Received-SPF: pass (google.com: best guess record for domain of linux-kernel-owner@vger.kernel.org designates 209.132.180.67 as permitted sender) client-ip=209.132.180.67;
Date:   Wed, 23 Oct 2019 16:08:52 -0400
From:   Steven Rostedt <rostedt@goodmis.org>
To:     Alexei Starovoitov <alexei.starovoitov@gmail.com>
Cc:     Peter Zijlstra <peterz@infradead.org>,
        Daniel Bristot de Oliveira <bristot@redhat.com>,
        LKML <linux-kernel@vger.kernel.org>, X86 ML <x86@kernel.org>,
        Nadav Amit <nadav.amit@gmail.com>,
        Andy Lutomirski <luto@kernel.org>,
        Dave Hansen <dave.hansen@linux.intel.com>,
        Song Liu <songliubraving@fb.com>,
        Masami Hiramatsu <mhiramat@kernel.org>
Subject: Re: [PATCH 3/3] x86/ftrace: Use text_poke()
Message-ID: <20191023160852.0606bc68@gandalf.local.home>
In-Reply-To: <20191023193442.35lhhrqnyn3bfwpq@ast-mbp.dhcp.thefacebook.com>
References: <20191021231904.4b968dc1@oasis.local.home>
        <20191022040532.fvpxcs74i4mn4rc6@ast-mbp.dhcp.thefacebook.com>
        <20191022071956.07e21543@gandalf.local.home>
        <20191022094455.6a0a1a27@gandalf.local.home>
        <20191022175052.frjzlnjjfwwfov64@ast-mbp.dhcp.thefacebook.com>
        <20191022141021.2c4496c2@gandalf.local.home>
        <20191022204620.jp535nfvfubjngzd@ast-mbp.dhcp.thefacebook.com>
        <20191022170430.6af3b360@gandalf.local.home>
        <20191022215841.2qsmhd6vxi4mwade@ast-mbp.dhcp.thefacebook.com>
        <20191023122307.756b4978@gandalf.local.home>
        <20191023193442.35lhhrqnyn3bfwpq@ast-mbp.dhcp.thefacebook.com>
MIME-Version: 1.0
Content-Type: text/plain; charset=US-ASCII
Content-Transfer-Encoding: 7bit
Sender: linux-kernel-owner@vger.kernel.org
Precedence: bulk

On Wed, 23 Oct 2019 12:34:43 -0700
Alexei Starovoitov <alexei.starovoitov@gmail.com> wrote:

> > Would this work for you?  
> 
> Yes!
> Looks great.
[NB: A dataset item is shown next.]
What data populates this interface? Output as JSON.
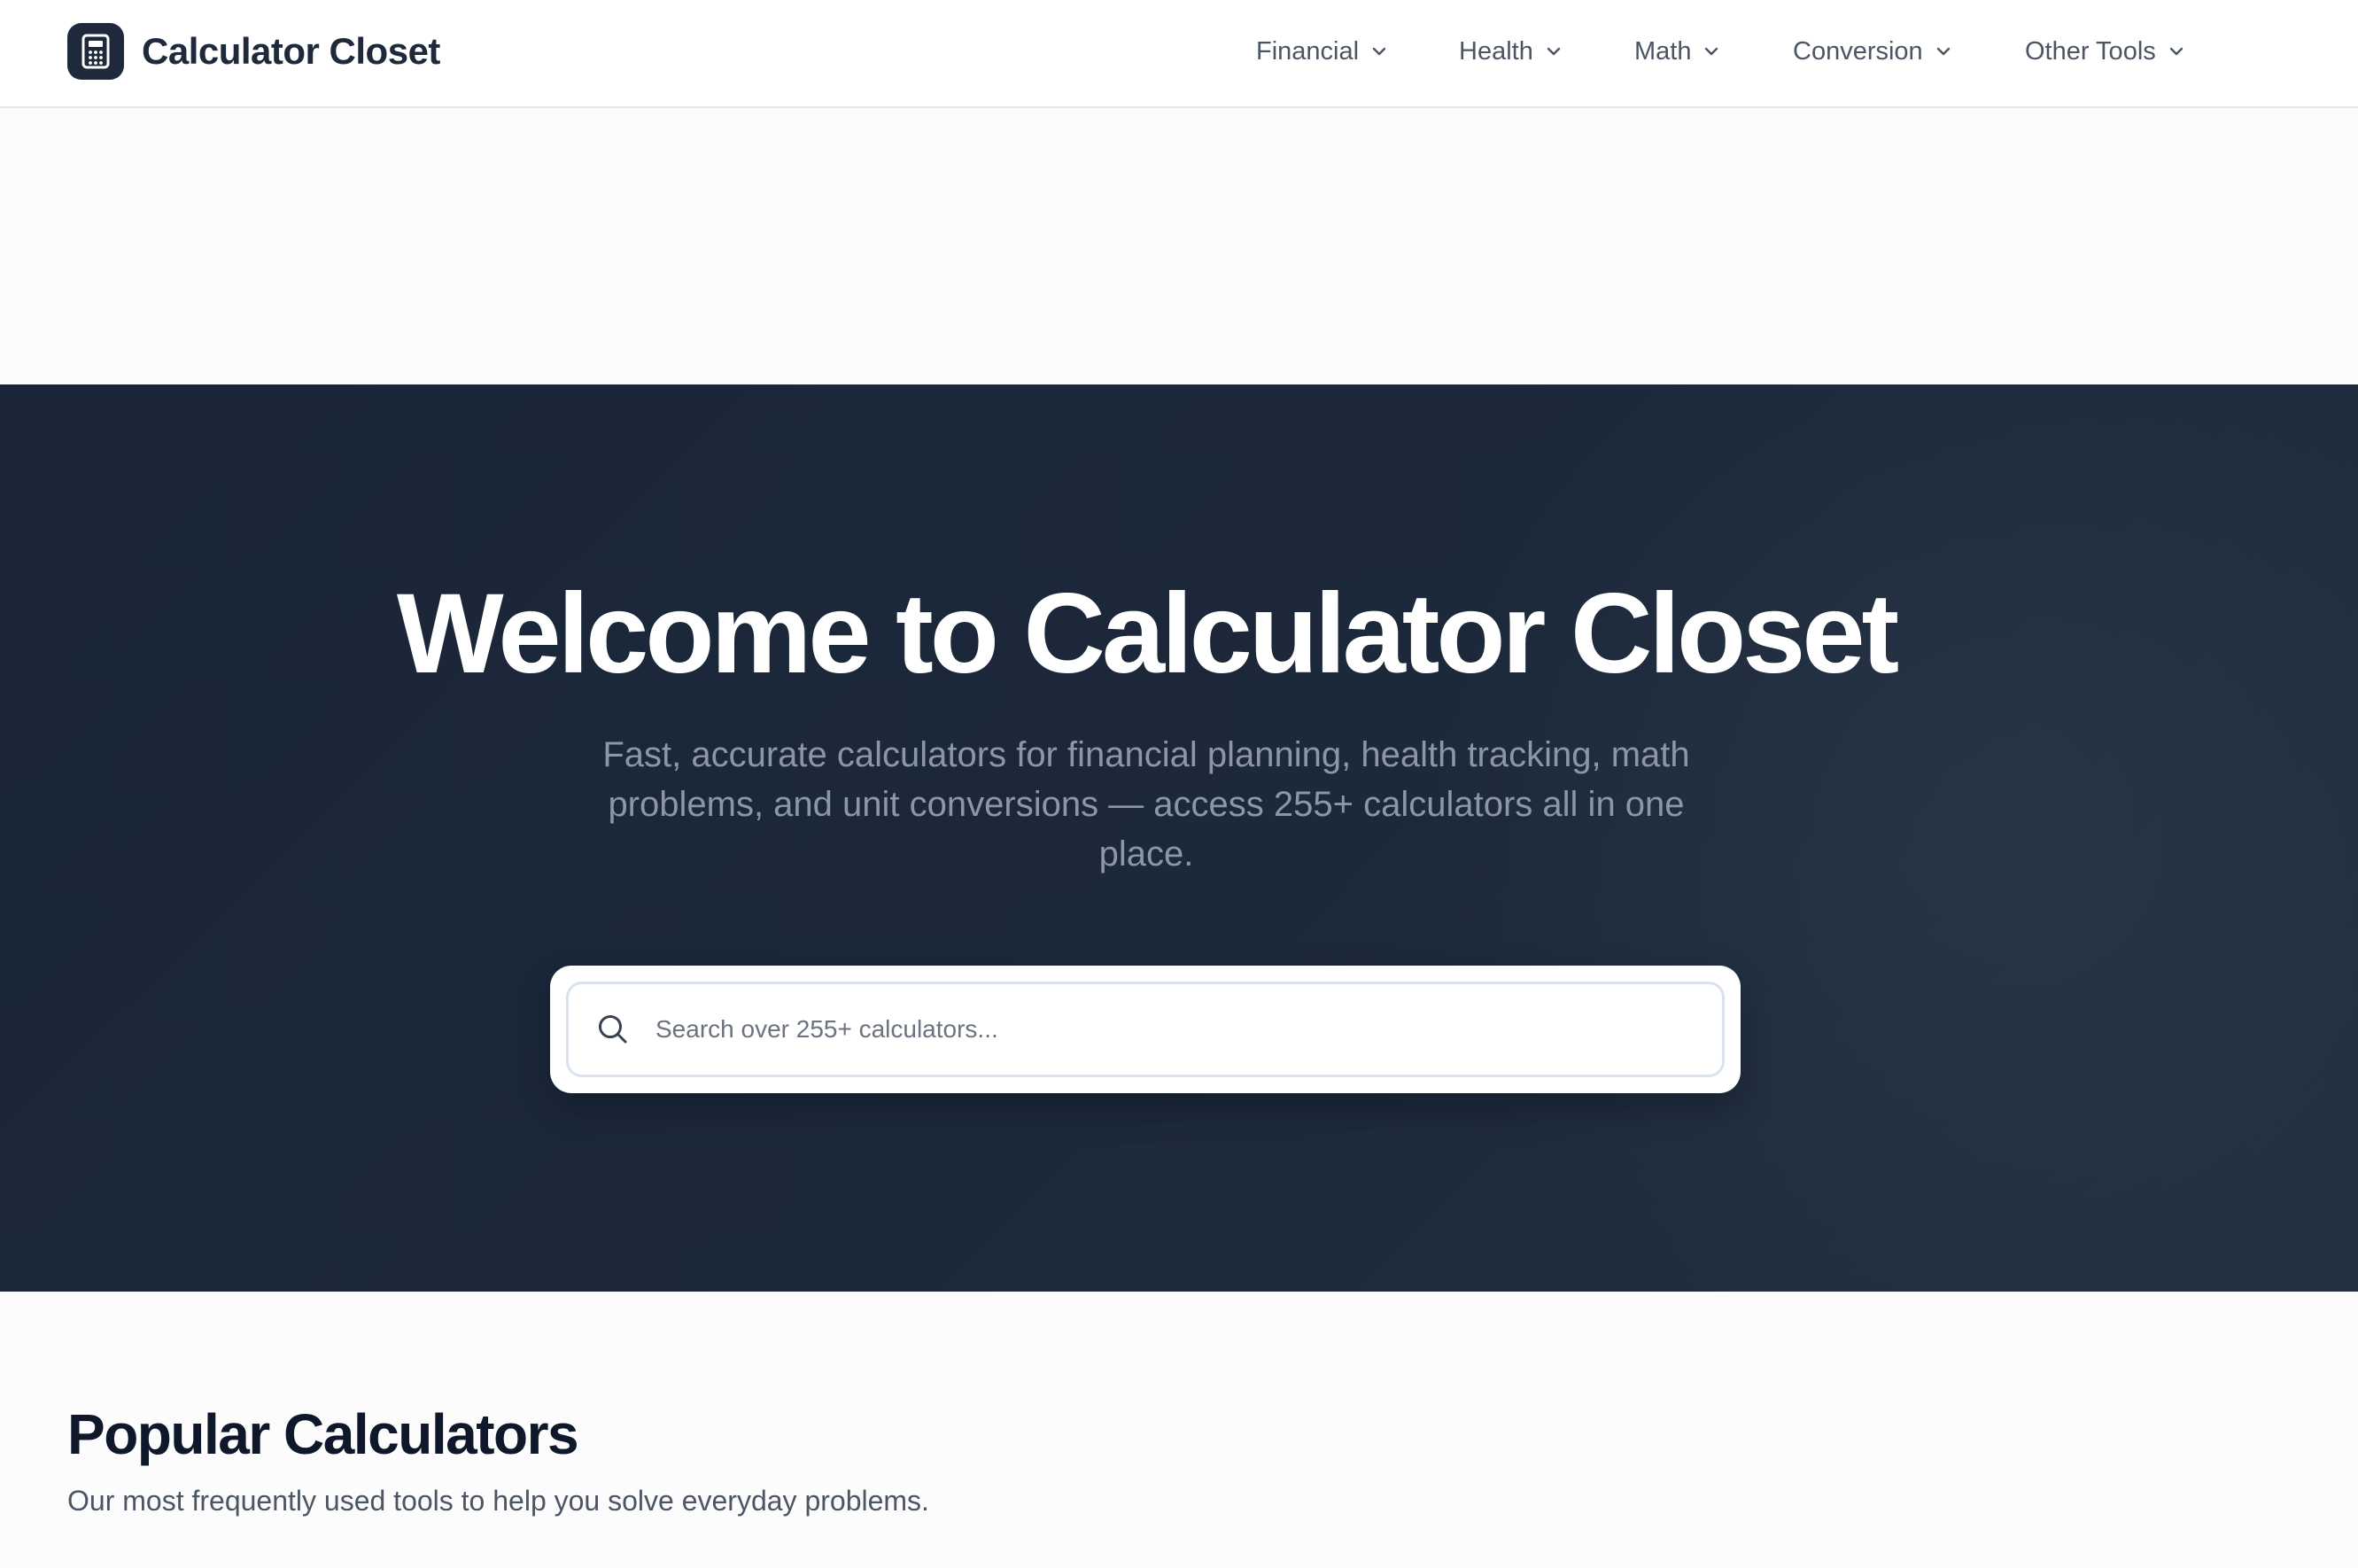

More comments below.

Awesome!

> 
> > 
> > diff --git a/arch/x86/Kconfig b/arch/x86/Kconfig
> > index 6adaf18b3365..de3372bd08ae 100644
> > --- a/arch/x86/Kconfig
> > +++ b/arch/x86/Kconfig
> > @@ -159,6 +159,7 @@ config X86
> >  	select HAVE_DYNAMIC_FTRACE
> >  	select HAVE_DYNAMIC_FTRACE_WITH_REGS
> >  	select HAVE_DYNAMIC_FTRACE_WITH_IPMODIFY
> > +	select HAVE_DYNAMIC_FTRACE_WITH_DIRECT_CALLS
> >  	select HAVE_EBPF_JIT
> >  	select HAVE_EFFICIENT_UNALIGNED_ACCESS
> >  	select HAVE_EISA
> > diff --git a/arch/x86/include/asm/ftrace.h b/arch/x86/include/asm/ftrace.h
> > index c38a66661576..34da1e424391 100644
> > --- a/arch/x86/include/asm/ftrace.h
> > +++ b/arch/x86/include/asm/ftrace.h
> > @@ -28,6 +28,12 @@ static inline unsigned long ftrace_call_adjust(unsigned long addr)
> >  	return addr;
> >  }
> >  
> > +static inline void ftrace_set_call_func(struct pt_regs *regs, unsigned long addr)
> > +{
> > +	/* Emulate a call */
> > +	regs->orig_ax = addr;  
> 
> This probably needs a longer comment :)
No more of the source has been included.